Over the last several years, the Service Organization Controls (SOC) 2 Report, also known as a SOC 2 audit has become widely used for this purpose. The SOC 2 report evaluates an organization’s information systems relative to system security, system availability, processing integrity, confidentiality, and privacy. The standards against which your systems are measured are issued by the Association of International Certified Professional Accountants (AICPA).

There are two levels or types of SOC 2 report:

  • SOC 2 Type 1.  Determines that the policies, procedures and controls in place to protect PII, as described by the company, are adequate to meet criteria at time of audit. Essentially, a SOC 2 Type 1 audit says that system should be able to safeguard information, and serves as the foundation for a SOC 2 Type 2 audit.

  • SOC 2 Type 2.  Goes beyond Type 1, conducting audits over time. The report issued by an objective third-party auditor gathers evidence that adequate controls and best practices are actually being employed over an extended period of time.

In addition to meeting AICPA standards, a SOC2 Type 2 report covers whether a company’s practices are adequate to meet client-specific requirements and the commitments vendors have made to their clients, which can include complying with EU regulations. Auditing your operations is the best way to reassure your customers that their data is safe with you. Conversely, you should contractually require that third party products must offer you the same protection.

Of the external audit reports available, SOC 2 Type 2 is meaningful and useful across many business sectors, and generally is adequate for use by sales and marketing leadership.

Data: How Do You Protect It?

Perform due diligence when choosing a vendor that provides sales and marketing tools, or any system used to manage customer data. Don’t hesitate to request a copy of any external audits that have been performed, and ask them to commit to protect data at the level of EU regulations.

Some vendors post SOC 3 audit reports on their websites. This indicates they have undergone some type of SOC audit, and provides a very general summary of the findings. We recommend asking for the more detailed SOC 2 audit report to ensure they can address your concerns and provide adequate data protection.

Expect to sign a Non-Disclosure Agreement to obtain a full copy of the report. This gives you the ability to review the details of the auditor’s criteria, the vendor’s controls, and the auditor’s test results.

If you sell or market to prospects in the EU, it's important to review the security commitments you’ve made to those customers. Ask your vendors to include those requirements in your contract with them. This is especially important in 2018 when the GDPR will go into effect, with heavy fines prescribed for noncompliance.


As a solutions provider to sales and marketing organizations, ROI Selling recognizes the impact of a data breach on a business, and the importance and value of an external audit. Our ROI and value selling tools will comply with EU regulations or a subset of those regulations as they apply to our tools. Any other vendor you work with should be willing to provide the same protections.

When your sales and marketing technologies include valid controls, your customers can be confident in your efforts to protect their information.
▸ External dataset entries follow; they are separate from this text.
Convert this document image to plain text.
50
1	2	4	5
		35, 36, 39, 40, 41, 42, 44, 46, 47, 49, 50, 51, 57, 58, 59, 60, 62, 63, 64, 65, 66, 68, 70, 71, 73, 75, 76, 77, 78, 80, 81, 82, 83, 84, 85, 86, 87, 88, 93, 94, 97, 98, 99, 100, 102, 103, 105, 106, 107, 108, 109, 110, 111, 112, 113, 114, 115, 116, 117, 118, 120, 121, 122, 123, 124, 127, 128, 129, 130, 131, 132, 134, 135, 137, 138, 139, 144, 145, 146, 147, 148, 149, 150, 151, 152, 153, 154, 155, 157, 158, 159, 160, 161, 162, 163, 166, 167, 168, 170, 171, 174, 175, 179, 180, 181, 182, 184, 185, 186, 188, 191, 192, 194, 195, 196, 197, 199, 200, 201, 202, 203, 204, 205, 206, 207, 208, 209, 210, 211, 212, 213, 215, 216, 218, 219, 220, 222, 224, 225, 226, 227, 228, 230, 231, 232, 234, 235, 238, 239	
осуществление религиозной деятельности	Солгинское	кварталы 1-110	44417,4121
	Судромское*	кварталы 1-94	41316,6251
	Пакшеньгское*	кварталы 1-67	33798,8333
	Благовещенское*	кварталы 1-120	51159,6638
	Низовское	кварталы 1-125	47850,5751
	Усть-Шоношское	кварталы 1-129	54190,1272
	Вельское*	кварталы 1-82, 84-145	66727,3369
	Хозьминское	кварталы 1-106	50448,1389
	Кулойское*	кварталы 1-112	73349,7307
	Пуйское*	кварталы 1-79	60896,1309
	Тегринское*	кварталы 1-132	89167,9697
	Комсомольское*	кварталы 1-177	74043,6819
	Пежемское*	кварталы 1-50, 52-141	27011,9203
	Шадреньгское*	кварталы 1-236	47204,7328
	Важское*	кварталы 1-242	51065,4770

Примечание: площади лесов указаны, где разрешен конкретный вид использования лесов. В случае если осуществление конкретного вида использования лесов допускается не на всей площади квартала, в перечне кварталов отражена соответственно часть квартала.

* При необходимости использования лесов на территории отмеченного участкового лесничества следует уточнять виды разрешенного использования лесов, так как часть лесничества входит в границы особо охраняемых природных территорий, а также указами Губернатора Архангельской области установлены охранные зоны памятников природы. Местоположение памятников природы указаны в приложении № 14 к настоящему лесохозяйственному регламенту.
It may not be possible to fully prevent a breach, but it is possible to reduce your risk significantly and stay on the right side of the law and regulations. Having external proof of best practices and a sound operating environment distinguishes your organization from your competition, increases customer satisfaction, and can reduce the potential damage from a data breach. An audit is well worth the effort so you don’t become the next public relations casualty.